Ribonucleic acid, commonly known as RNA, serves as a molecular messenger within living cells. It carries instructions from deoxyribonucleic acid (DNA), which is the cell’s genetic blueprint, to guide the creation of proteins. These proteins perform most of the work in cells and are necessary for the structure, function, and regulation of the body’s tissues and organs. RNA provides a real-time snapshot of what a cell is doing at a particular moment, making it invaluable for understanding biological processes and disease states.
The Challenge of RNA Instability
RNA molecules are inherently fragile, making their preservation a challenge in scientific and medical fields. This instability largely stems from its unique chemical structure, specifically the presence of an extra hydroxyl group on the ribose sugar backbone. This 2′-hydroxyl group makes RNA susceptible to a process called autohydrolysis, where the molecule can spontaneously break down, especially in the presence of water or at higher temperatures. In contrast, DNA’s double-helix structure and lack of this extra hydroxyl group contribute to its greater stability.
Beyond its inherent chemical fragility, RNA faces a threat from ribonucleases, or RNases. These ubiquitous enzymes actively degrade RNA molecules, breaking them down into smaller components. RNases are resilient and found almost everywhere, including on human skin, in dust, and on most laboratory surfaces. Their widespread presence and activity even after harsh treatments like boiling or autoclaving make contamination a persistent concern. Trace amounts of RNases can rapidly compromise RNA samples, leading to a loss of valuable biological information.
Methods for Preserving RNA
Given RNA’s susceptibility to degradation, various methods have been developed to maintain its integrity for research and diagnostic purposes. One widely used approach is cryopreservation, which involves rapidly freezing samples to halt both enzymatic and chemical degradation. Flash-freezing in liquid nitrogen, which cools samples to approximately -196°C, or storing them in ultra-low temperature freezers at -80°C, effectively stops cellular activity and enzyme function. This extreme cold preserves RNA by slowing molecular motion to a near standstill, preventing its breakdown over extended periods.
Chemical stabilization offers an alternative to freezing, particularly for immediate sample handling and transport. Specialized reagents, such as RNAlater or similar aqueous solutions, permeate tissues and cells to inactivate RNases upon contact. These solutions contain high concentrations of ammonium sulfate and chelating agents like EDTA, which inhibit RNase activity and prevent spontaneous RNA hydrolysis. Samples treated with these reagents can be stored temporarily at room temperature for several days or at 4°C for longer periods, providing flexibility when immediate freezing is not possible.
Another method, used in pathology, is formalin-fixation and paraffin-embedding (FFPE). This process involves treating tissue samples with formalin, which cross-links proteins and preserves tissue architecture, followed by embedding them in paraffin wax. While FFPE is effective for morphological studies and long-term tissue storage, the chemical reactions involved can modify the RNA within the sample. This modification can make subsequent RNA extraction more challenging and affect the quality and integrity of the RNA, impacting downstream molecular analyses.
Proper Sample Handling and Collection
Preventing RNA degradation begins before long-term storage, with careful attention to sample handling and collection procedures. The primary principle is to create and maintain an environment free of RNases. This starts with speed, as RNA begins to degrade immediately after a sample is collected from its living source. Processing samples as quickly as possible, ideally within minutes of collection, minimizes the window for enzymatic activity.
Laboratories employ strict protocols to minimize RNase contamination. This includes using certified RNase-free lab equipment, such as sterile tubes, pipette tips, and collection vessels, which are treated or tested to be RNase-free. Researchers wear gloves and change them frequently, especially after touching skin or non-decontaminated surfaces, as RNases are present on human skin and hair. Work surfaces and instruments are regularly decontaminated using RNase-inactivating solutions or by baking at high temperatures to destroy enzymes. These proactive measures form a fundamental line of defense against RNA degradation.

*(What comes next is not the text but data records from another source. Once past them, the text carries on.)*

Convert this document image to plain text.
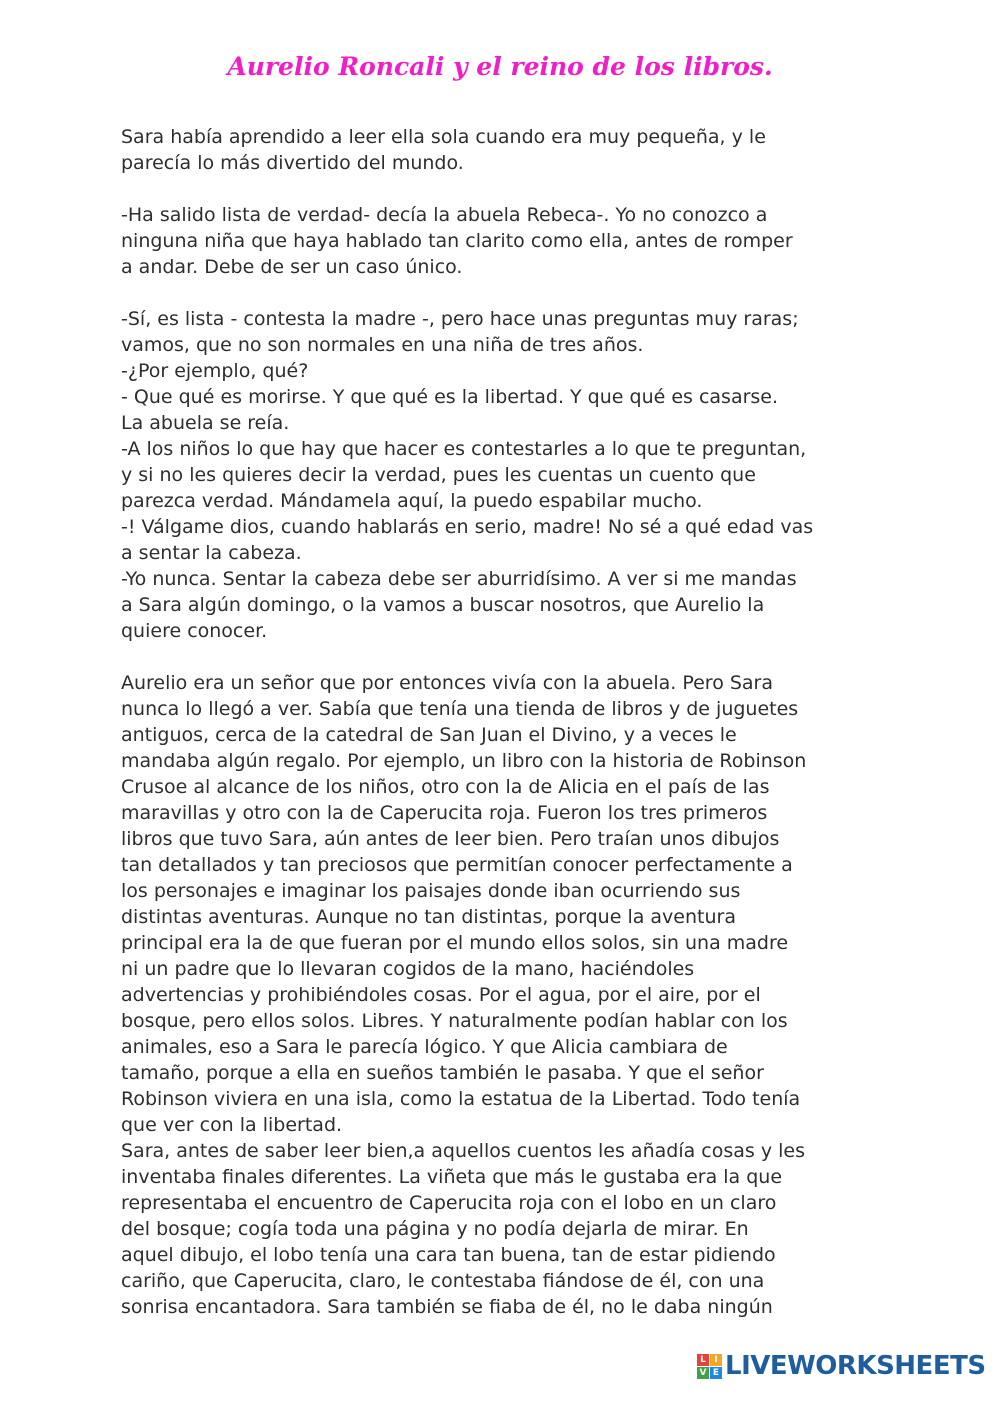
Aurelio Roncali y el reino de los libros.
Sara había aprendido a leer ella sola cuando era muy pequeña, y le
parecía lo más divertido del mundo.
-Ha salido lista de verdad- decía la abuela Rebeca-. Yo no conozco a
ninguna niña que haya hablado tan clarito como ella, antes de romper
a andar. Debe de ser un caso único.
-Sí, es lista - contesta la madre -, pero hace unas preguntas muy raras;
vamos, que no son normales en una niña de tres años.
-¿Por ejemplo, qué?
- Que qué es morirse. Y que qué es la libertad. Y que qué es casarse.
La abuela se reía.
-A los niños lo que hay que hacer es contestarles a lo que te preguntan,
y si no les quieres decir la verdad, pues les cuentas un cuento que
parezca verdad. Mándamela aquí, la puedo espabilar mucho.
-! Válgame dios, cuando hablarás en serio, madre! No sé a qué edad vas
a sentar la cabeza.
-Yo nunca. Sentar la cabeza debe ser aburridísimo. A ver si me mandas
a Sara algún domingo, o la vamos a buscar nosotros, que Aurelio la
quiere conocer.
Aurelio era un señor que por entonces vivía con la abuela. Pero Sara
nunca lo llegó a ver. Sabía que tenía una tienda de libros y de juguetes
antiguos, cerca de la catedral de San Juan el Divino, y a veces le
mandaba algún regalo. Por ejemplo, un libro con la historia de Robinson
Crusoe al alcance de los niños, otro con la de Alicia en el país de las
maravillas y otro con la de Caperucita roja. Fueron los tres primeros
libros que tuvo Sara, aún antes de leer bien. Pero traían unos dibujos
tan detallados y tan preciosos que permitían conocer perfectamente a
los personajes e imaginar los paisajes donde iban ocurriendo sus
distintas aventuras. Aunque no tan distintas, porque la aventura
principal era la de que fueran por el mundo ellos solos, sin una madre
ni un padre que lo llevaran cogidos de la mano, haciéndoles
advertencias y prohibiéndoles cosas. Por el agua, por el aire, por el
bosque, pero ellos solos. Libres. Y naturalmente podían hablar con los
animales, eso a Sara le parecía lógico. Y que Alicia cambiara de
tamaño, porque a ella en sueños también le pasaba. Y que el señor
Robinson viviera en una isla, como la estatua de la Libertad. Todo tenía
que ver con la libertad.
Sara, antes de saber leer bien,a aquellos cuentos les añadía cosas y les
inventaba finales diferentes. La viñeta que más le gustaba era la que
representaba el encuentro de Caperucita roja con el lobo en un claro
del bosque; cogía toda una página y no podía dejarla de mirar. En
aquel dibujo, el lobo tenía una cara tan buena, tan de estar pidiendo
cariño, que Caperucita, claro, le contestaba fiándose de él, con una
sonrisa encantadora. Sara también se fiaba de él, no le daba ningún
L I
V E LIVEWORKSHEETS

Applications of Preserved RNA
The ability to preserve RNA integrity is essential for numerous applications in medical diagnostics and scientific research. In medical diagnostics, preserved RNA is routinely used to detect viral infections where the genetic material is RNA, such as influenza or the SARS-CoV-2 virus that causes COVID-19. The widely recognized Polymerase Chain Reaction (PCR) test for COVID-19 relies on stable RNA extracted from patient samples to identify the presence of the viral genome. Preserved RNA also plays a role in cancer diagnosis, where analyzing gene expression profiles from tumor samples helps clinicians understand tumor behavior, predict treatment responses, and monitor disease progression.
In scientific research, analyzing preserved RNA allows scientists to gain insights into gene expression in different cell types or under various conditions. Techniques like RNA sequencing provide a comprehensive view of the transcriptome. This information helps uncover the molecular mechanisms of diseases, identify targets for drug development, and further our understanding of biological processes. The integrity of RNA is necessary for accurate and reliable results in these complex analyses.